Why should China and Russia go along? Because the U.S. should and will agree that Taiwan is a province of China and that America will not defend Taiwan should it declare independence. The U.S. settles two thorny issues simultaneously. China and America have a lot to offer Russia to come along. Especially America.

America, China, Japan, Russia and South Korea must initiate five-party talks without pre-conditions or sanctions, which only hurt and subject the majority of North Koreans to more misery and suffering because of their self-centered sycophant authoritarian leadership. Having said that, there is no reason he can’t get credit for lifting the sanctions and improving his people’s lives.

The five-party talks should explore how best to find an honorable face-saving exit for Kim and Co. This is a negotiating tactic America has perfected with several Haitian dictators over the years – as well as President Marcos of the Philippines – allowing them to live comfortably in exile with their country’s plundered funds. With China on board, Kim has no other choice other than firing his nukes and getting annihilated.

North Korea borders economic powers China, Russia and South Korea, Japan is nearby, across the Sea of Japan. These four economic superpowers can set up cooperative cross-border economic zones on their mutual borders, the kind Kim has visited and admired in China and is hopelessly and helplessly trying to emulate.

These special economic zones would transform Pyongyang’s central planned Stalinist communist economy into neutral economic buffer zones in the potentially explosive area and stop the accelerating destabilization rippling through the region and beyond.
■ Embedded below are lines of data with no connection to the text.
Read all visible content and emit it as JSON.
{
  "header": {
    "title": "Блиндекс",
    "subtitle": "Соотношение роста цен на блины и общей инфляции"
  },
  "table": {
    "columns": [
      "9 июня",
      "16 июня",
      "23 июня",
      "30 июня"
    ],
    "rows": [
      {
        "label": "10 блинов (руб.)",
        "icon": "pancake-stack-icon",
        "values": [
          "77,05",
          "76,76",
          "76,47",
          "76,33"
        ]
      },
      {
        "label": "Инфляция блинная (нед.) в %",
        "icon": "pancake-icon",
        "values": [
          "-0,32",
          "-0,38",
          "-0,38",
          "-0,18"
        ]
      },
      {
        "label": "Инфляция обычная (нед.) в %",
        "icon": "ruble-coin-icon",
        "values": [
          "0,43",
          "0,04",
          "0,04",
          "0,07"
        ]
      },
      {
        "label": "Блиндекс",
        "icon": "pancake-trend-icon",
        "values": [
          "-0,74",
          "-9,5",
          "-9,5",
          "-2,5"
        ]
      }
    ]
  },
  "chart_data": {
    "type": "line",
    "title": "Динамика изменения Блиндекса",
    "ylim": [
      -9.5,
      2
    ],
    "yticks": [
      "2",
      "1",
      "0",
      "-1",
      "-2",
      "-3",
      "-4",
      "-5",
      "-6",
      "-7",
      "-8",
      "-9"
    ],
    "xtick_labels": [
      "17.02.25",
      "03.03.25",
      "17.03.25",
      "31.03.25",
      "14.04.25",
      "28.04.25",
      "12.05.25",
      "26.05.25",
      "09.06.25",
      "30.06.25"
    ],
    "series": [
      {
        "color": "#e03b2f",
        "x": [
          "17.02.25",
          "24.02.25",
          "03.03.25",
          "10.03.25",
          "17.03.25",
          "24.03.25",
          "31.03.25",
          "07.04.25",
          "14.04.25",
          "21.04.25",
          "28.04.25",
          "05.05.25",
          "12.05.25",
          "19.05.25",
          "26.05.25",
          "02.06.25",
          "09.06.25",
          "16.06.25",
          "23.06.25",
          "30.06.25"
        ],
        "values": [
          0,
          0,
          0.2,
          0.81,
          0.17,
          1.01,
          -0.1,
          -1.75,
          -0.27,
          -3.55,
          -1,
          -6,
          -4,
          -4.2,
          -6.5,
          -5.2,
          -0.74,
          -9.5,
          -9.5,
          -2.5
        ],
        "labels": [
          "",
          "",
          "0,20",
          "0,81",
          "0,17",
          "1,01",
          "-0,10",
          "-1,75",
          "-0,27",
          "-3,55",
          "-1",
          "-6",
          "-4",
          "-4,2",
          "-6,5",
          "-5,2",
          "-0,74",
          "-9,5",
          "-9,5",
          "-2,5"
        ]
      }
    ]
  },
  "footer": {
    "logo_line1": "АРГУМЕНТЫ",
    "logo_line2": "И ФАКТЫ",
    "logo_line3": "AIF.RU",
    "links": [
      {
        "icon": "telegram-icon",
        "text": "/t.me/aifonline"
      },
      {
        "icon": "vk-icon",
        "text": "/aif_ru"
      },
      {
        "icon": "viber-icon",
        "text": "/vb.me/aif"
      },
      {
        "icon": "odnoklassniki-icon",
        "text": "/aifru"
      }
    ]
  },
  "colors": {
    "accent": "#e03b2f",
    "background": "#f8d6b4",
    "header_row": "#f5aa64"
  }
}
It is the only feasible way to bring stability to East Asia and the world.

It is in the world’s long-term strategic interest to neutralize North Korea’s nuclear capability, create a North-South confederation and eventually a unified Korea that enjoys prosperous cooperative economic zones with its neighbors.

Economic prosperity also would prevent a massive North Korea refugee exodus and ensuing crisis that China and Russia are concerned about, especially if American and European corporate citizens embrace the economic zones the same way they did in China. This would allow North Korea to finally sign a peace agreement that would clear the way for gradual reunification with the South. The cost of reunification, unlike the case in postwar Germany, would be shared by the five in the interest of all humanity.

The military concerns of China can also be addressed by not installing the Terminal High Altitude Area Defense System in South Korea and creating a military alliance between the U.S., China, Russia and South Korea to ensure stability in the re-united country.

The five-party effort could transform the secretive and isolated Hermit Kingdom and its crippled economy into an open, vital, sunlit renaissance model for basket cases like Zimbabwe and other failed states.

President Trump can make the world not only great, but peaceful, as well as making America Great and a world leader again.